Oggi vertice decisivo per le nuove norme sulle
scuole superiori
Le Regioni contro la Moratti
"Questa riforma non ci piace".
I governatori hanno chiesto al ministro di non
lanciare la sperimentazione
prima di aver trovato un accordo. E minacciano di bloccarne
l'applicazione
Mario Reggio,
la Repubblica del
15/9/2005
Il ministro Letizia Moratti
Ambigua, generica, fumosa. I primi commenti all'ipotesi di riforma
delle secondarie superiori firmata Moratti risalgono al gennaio di
quest'anno, quando venne resa nota la bozza del decreto attuativo, e
dopo nove mesi non sono cambiati. In più, rispetto ad allora, si sono
messe di traverso le Regioni. Tutti i governatori hanno chiesto al
ministro dell'Istruzione di frenare, di non azzardarsi a lanciare la
sperimentazione, e di concordare con loro i punti centrali della
riforma. E dopo mesi di schermaglie, oggi, i nodi verranno al pettine.
La Conferenza unificata Stato-Regioni ha all'ordine del giorno proprio
la riforma delle superiori. Le Regioni chiedono un confronto
approfondito, il ministro ha fretta: il 17 ottobre, infatti, scade
l'ennesima proroga concessa dal Parlamento. E in primavera si terranno
le elezioni politiche. Per Letizia Moratti s'avvicina il momento della
verità, ma senza il consenso dei governi locali, non sarà facile
chiudere la legislatura annunciando che "la prima riforma della scuola
dopo quella di Gentile" è cosa fatta, come ha più volte affermato il
presidente Berlusconi.
Le novità della riforma.
In pillole, la bozza di riforma prevede otto licei, dal classico allo
scientifico, linguistico, artistico, scienze umane, tecnico, musicale
ed economico. Riduce le ore di lezione delle materie specifiche nelle
ex scuole tecniche, introduce due ore di filosofia a settimana nelle
ultime tre classi dei licei, introduce una non specificata
"personalizzazione" dei programmi didattici, divide i cinque anni in
due bienni ed un ultimo anno nel quale diminuiscono drasticamente le
ore di lezione e si introduce l'orientamento all'università. Su un
altro binario viaggia la scuola professionale, che verrebbe "concessa"

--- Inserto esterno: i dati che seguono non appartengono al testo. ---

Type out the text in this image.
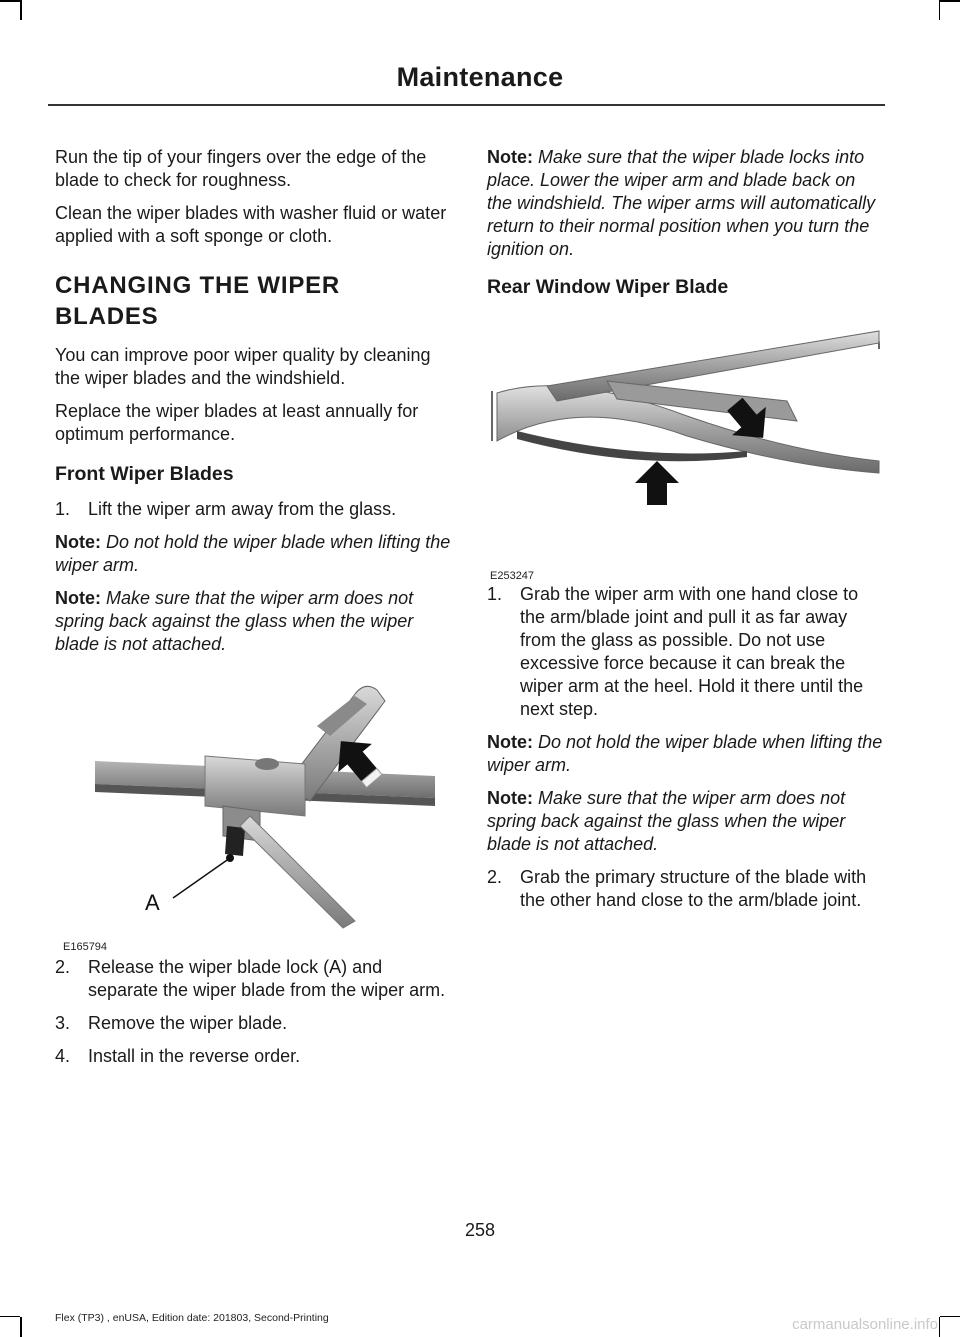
Maintenance

Run the tip of your fingers over the edge of the blade to check for roughness.

Clean the wiper blades with washer fluid or water applied with a soft sponge or cloth.

CHANGING THE WIPER
BLADES

You can improve poor wiper quality by cleaning the wiper blades and the windshield.

Replace the wiper blades at least annually for optimum performance.

Front Wiper Blades
1. Lift the wiper arm away from the glass.

Note: Do not hold the wiper blade when lifting the wiper arm.

Note: Make sure that the wiper arm does not spring back against the glass when the wiper blade is not attached.

A
E165794
2. Release the wiper blade lock (A) and separate the wiper blade from the wiper arm.
3. Remove the wiper blade.
4. Install in the reverse order.

Note: Make sure that the wiper blade locks into place. Lower the wiper arm and blade back on the windshield. The wiper arms will automatically return to their normal position when you turn the ignition on.

Rear Window Wiper Blade
E253247
1. Grab the wiper arm with one hand close to the arm/blade joint and pull it as far away from the glass as possible. Do not use excessive force because it can break the wiper arm at the heel. Hold it there until the next step.

Note: Do not hold the wiper blade when lifting the wiper arm.

Note: Make sure that the wiper arm does not spring back against the glass when the wiper blade is not attached.

2. Grab the primary structure of the blade with the other hand close to the arm/blade joint.
258
Flex (TP3) , enUSA, Edition date: 201803, Second-Printing	carmanualsonline.info
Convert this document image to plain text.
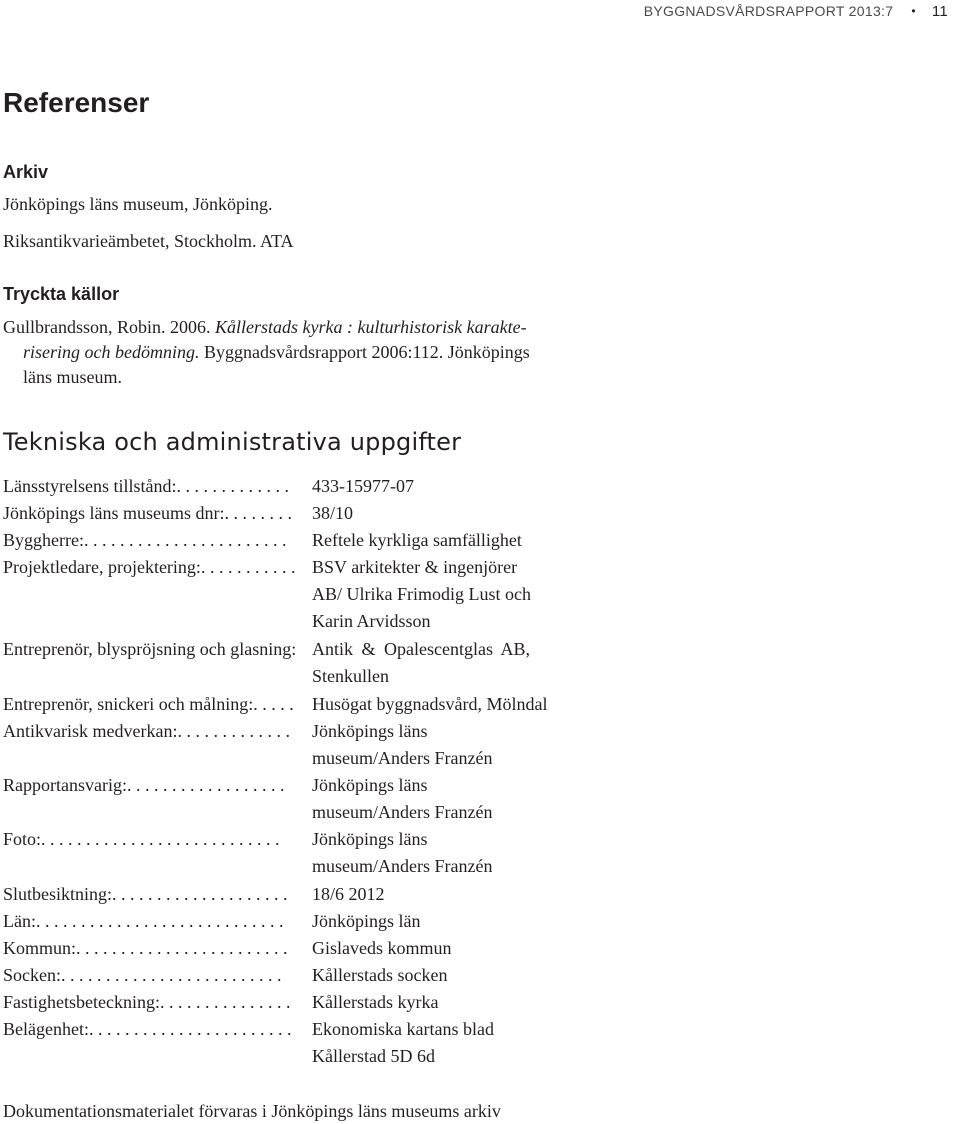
BYGGNADSVÅRDSRAPPORT 2013:7 • 11
Referenser
Arkiv

Jönköpings läns museum, Jönköping.

Riksantikvarieämbetet, Stockholm. ATA

Tryckta källor

Gullbrandsson, Robin. 2006. Kållerstads kyrka : kulturhistorisk karakte-

risering och bedömning. Byggnadsvårdsrapport 2006:112. Jönköpings

läns museum.

Tekniska och administrativa uppgifter
Länsstyrelsens tillstånd:. . . . . . . . . . . . .	433-15977-07
Jönköpings läns museums dnr:. . . . . . . .	38/10
Byggherre:. . . . . . . . . . . . . . . . . . . . . . .	Reftele kyrkliga samfällighet
Projektledare, projektering:. . . . . . . . . . . BSV arkitekter & ingenjörer AB/ Ulrika Frimodig Lust och Karin Arvidsson
Entreprenör, blyspröjsning och glasning: Antik & Opalescentglas AB, Stenkullen
Entreprenör, snickeri och målning:. . . . .	Husögat byggnadsvård, Mölndal
Antikvarisk medverkan:. . . . . . . . . . . . .	Jönköpings läns museum/Anders Franzén
Rapportansvarig:. . . . . . . . . . . . . . . . . .	Jönköpings läns museum/Anders Franzén
Foto:. . . . . . . . . . . . . . . . . . . . . . . . . . .	Jönköpings läns museum/Anders Franzén
Slutbesiktning:. . . . . . . . . . . . . . . . . . . .	18/6 2012
Län:. . . . . . . . . . . . . . . . . . . . . . . . . . . .	Jönköpings län
Kommun:. . . . . . . . . . . . . . . . . . . . . . . .	Gislaveds kommun
Socken:. . . . . . . . . . . . . . . . . . . . . . . . .	Kållerstads socken
Fastighetsbeteckning:. . . . . . . . . . . . . . .	Kållerstads kyrka
Belägenhet:. . . . . . . . . . . . . . . . . . . . . . .	Ekonomiska kartans blad Kållerstad 5D 6d

Dokumentationsmaterialet förvaras i Jönköpings läns museums arkiv
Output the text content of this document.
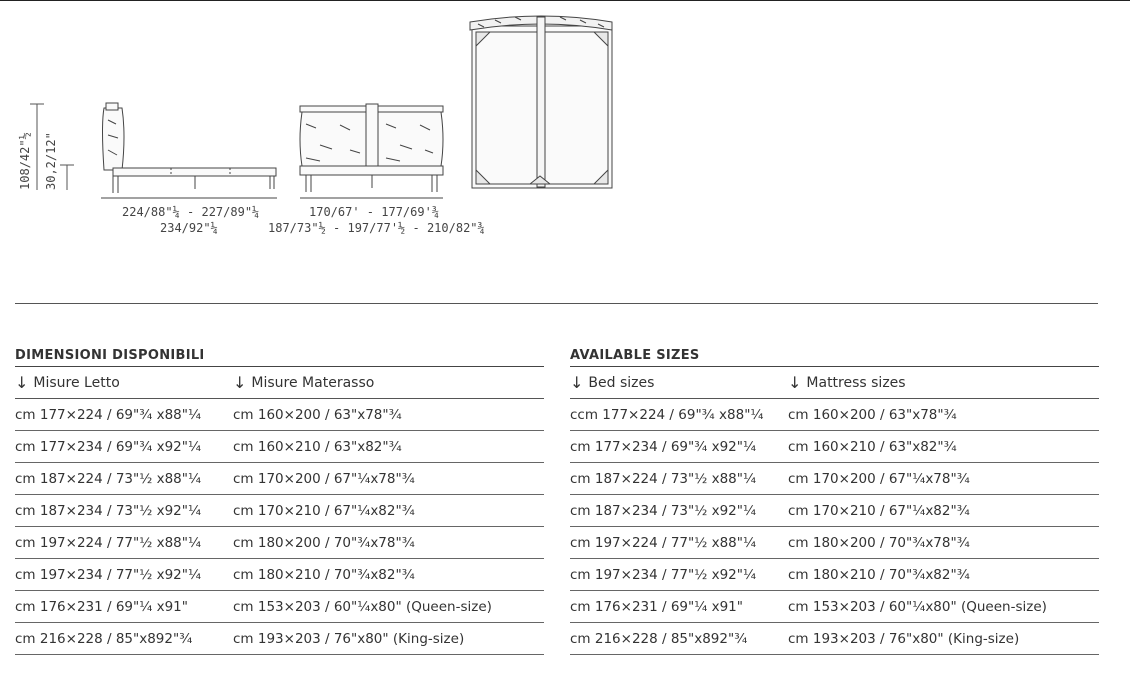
108/42"½ 30,2/12"
224/88"¼ - 227/89"¼
234/92"¼
170/67' - 177/69'¾
187/73"½ - 197/77'½ - 210/82"¾
DIMENSIONI DISPONIBILI
↓ Misure Letto	↓ Misure Materasso
cm 177×224 / 69"¾ x88"¼	cm 160×200 / 63"x78"¾
cm 177×234 / 69"¾ x92"¼	cm 160×210 / 63"x82"¾
cm 187×224 / 73"½ x88"¼	cm 170×200 / 67"¼x78"¾
cm 187×234 / 73"½ x92"¼	cm 170×210 / 67"¼x82"¾
cm 197×224 / 77"½ x88"¼	cm 180×200 / 70"¾x78"¾
cm 197×234 / 77"½ x92"¼	cm 180×210 / 70"¾x82"¾
cm 176×231 / 69"¼ x91"	cm 153×203 / 60"¼x80" (Queen-size)
cm 216×228 / 85"x892"¾	cm 193×203 / 76"x80" (King-size)
AVAILABLE SIZES
↓ Bed sizes	↓ Mattress sizes
ccm 177×224 / 69"¾ x88"¼	cm 160×200 / 63"x78"¾
cm 177×234 / 69"¾ x92"¼	cm 160×210 / 63"x82"¾
cm 187×224 / 73"½ x88"¼	cm 170×200 / 67"¼x78"¾
cm 187×234 / 73"½ x92"¼	cm 170×210 / 67"¼x82"¾
cm 197×224 / 77"½ x88"¼	cm 180×200 / 70"¾x78"¾
cm 197×234 / 77"½ x92"¼	cm 180×210 / 70"¾x82"¾
cm 176×231 / 69"¼ x91"	cm 153×203 / 60"¼x80" (Queen-size)
cm 216×228 / 85"x892"¾	cm 193×203 / 76"x80" (King-size)
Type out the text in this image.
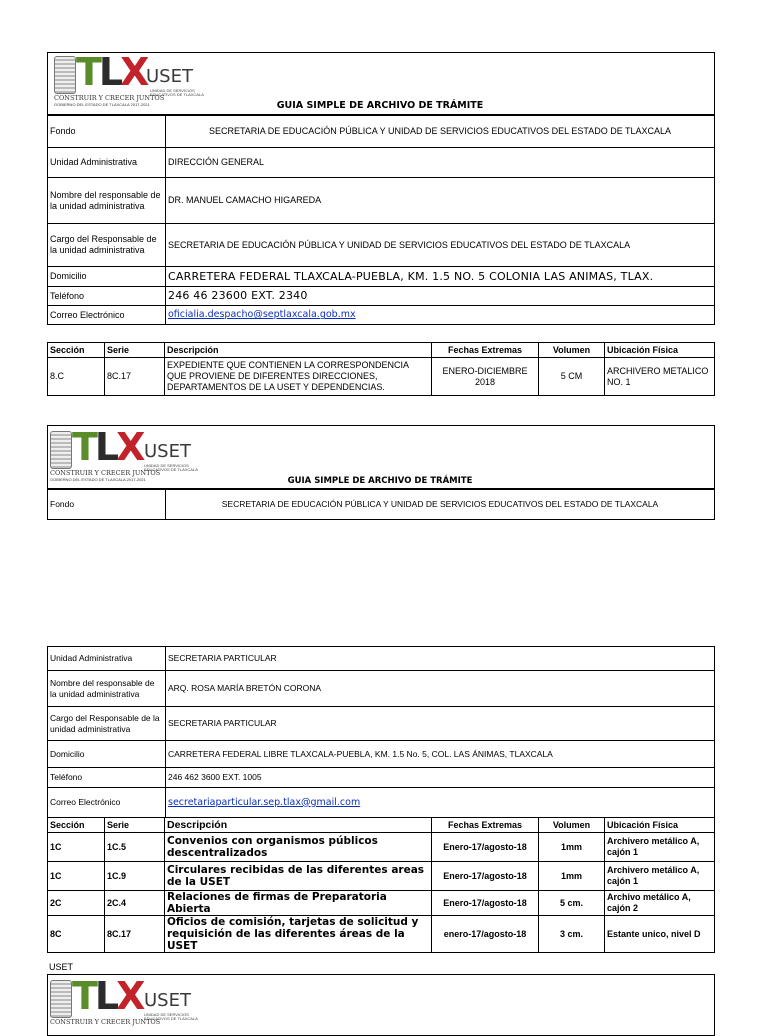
TLX
CONSTRUIR Y CRECER JUNTOS
GOBIERNO DEL ESTADO DE TLAXCALA 2017-2021
USET
UNIDAD DE SERVICIOS
EDUCATIVOS DE TLAXCALA
GUIA SIMPLE DE ARCHIVO DE TRÁMITE
Fondo	SECRETARIA DE EDUCACIÓN PÚBLICA Y UNIDAD DE SERVICIOS EDUCATIVOS DEL ESTADO DE TLAXCALA
Unidad Administrativa	DIRECCIÓN GENERAL
Nombre del responsable de la unidad administrativa	DR. MANUEL CAMACHO HIGAREDA
Cargo del Responsable de la unidad administrativa	SECRETARIA DE EDUCACIÓN PÚBLICA Y UNIDAD DE SERVICIOS EDUCATIVOS DEL ESTADO DE TLAXCALA
Domicilio	CARRETERA FEDERAL TLAXCALA-PUEBLA, KM. 1.5 NO. 5 COLONIA LAS ANIMAS, TLAX.
Teléfono	246 46 23600 EXT. 2340
Correo Electrónico	oficialia.despacho@septlaxcala.gob.mx
Sección	Serie	Descripción	Fechas Extremas	Volumen	Ubicación Física
8.C	8C.17	EXPEDIENTE QUE CONTIENEN LA CORRESPONDENCIA QUE PROVIENE DE DIFERENTES DIRECCIONES, DEPARTAMENTOS DE LA USET Y DEPENDENCIAS.	ENERO-DICIEMBRE 2018	5 CM	ARCHIVERO METALICO NO. 1
TLX
CONSTRUIR Y CRECER JUNTOS
GOBIERNO DEL ESTADO DE TLAXCALA 2017-2021
USET
UNIDAD DE SERVICIOS
EDUCATIVOS DE TLAXCALA
GUIA SIMPLE DE ARCHIVO DE TRÁMITE
Fondo	SECRETARIA DE EDUCACIÓN PÚBLICA Y UNIDAD DE SERVICIOS EDUCATIVOS DEL ESTADO DE TLAXCALA
Unidad Administrativa	SECRETARIA PARTICULAR
Nombre del responsable de la unidad administrativa	ARQ. ROSA MARÍA BRETÓN CORONA
Cargo del Responsable de la unidad administrativa	SECRETARIA PARTICULAR
Domicilio	CARRETERA FEDERAL LIBRE TLAXCALA-PUEBLA, KM. 1.5 No. 5, COL. LAS ÁNIMAS, TLAXCALA
Teléfono	246 462 3600 EXT. 1005
Correo Electrónico	secretariaparticular.sep.tlax@gmail.com
Sección	Serie	Descripción	Fechas Extremas	Volumen	Ubicación Física
1C	1C.5	Convenios con organismos públicos descentralizados	Enero-17/agosto-18	1mm	Archivero metálico A, cajón 1
1C	1C.9	Circulares recibidas de las diferentes areas de la USET	Enero-17/agosto-18	1mm	Archivero metálico A, cajón 1
2C	2C.4	Relaciones de firmas de Preparatoria Abierta	Enero-17/agosto-18	5 cm.	Archivo metálico A, cajón 2
8C	8C.17	Oficios de comisión, tarjetas de solicitud y requisición de las diferentes áreas de la USET	enero-17/agosto-18	3 cm.	Estante unico, nivel D
USET
TLX
CONSTRUIR Y CRECER JUNTOS
USET
UNIDAD DE SERVICIOS
EDUCATIVOS DE TLAXCALA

alle Regioni, divisa in quattro anni obbligatori ed un ultimo
opzionale, al quale accederà solo chi vorrà proseguire gli studi
all'università.
Perché le Regioni chiedono al ministro di concordare con loro la
riforma? In primo luogo i governi locali non sono mai stati chiamati
in causa, ed ora che i tempi si stringono, da viale Trastevere
chiedono solo un parere non vincolante, in cambio della gestione
diretta delle professionali, che rischiano di trasformarsi in un
canale scolastico di serie B.
Cosa contestano le Regioni.
Cinque le questioni che le Regioni pongono come pregiudiziali. Primo.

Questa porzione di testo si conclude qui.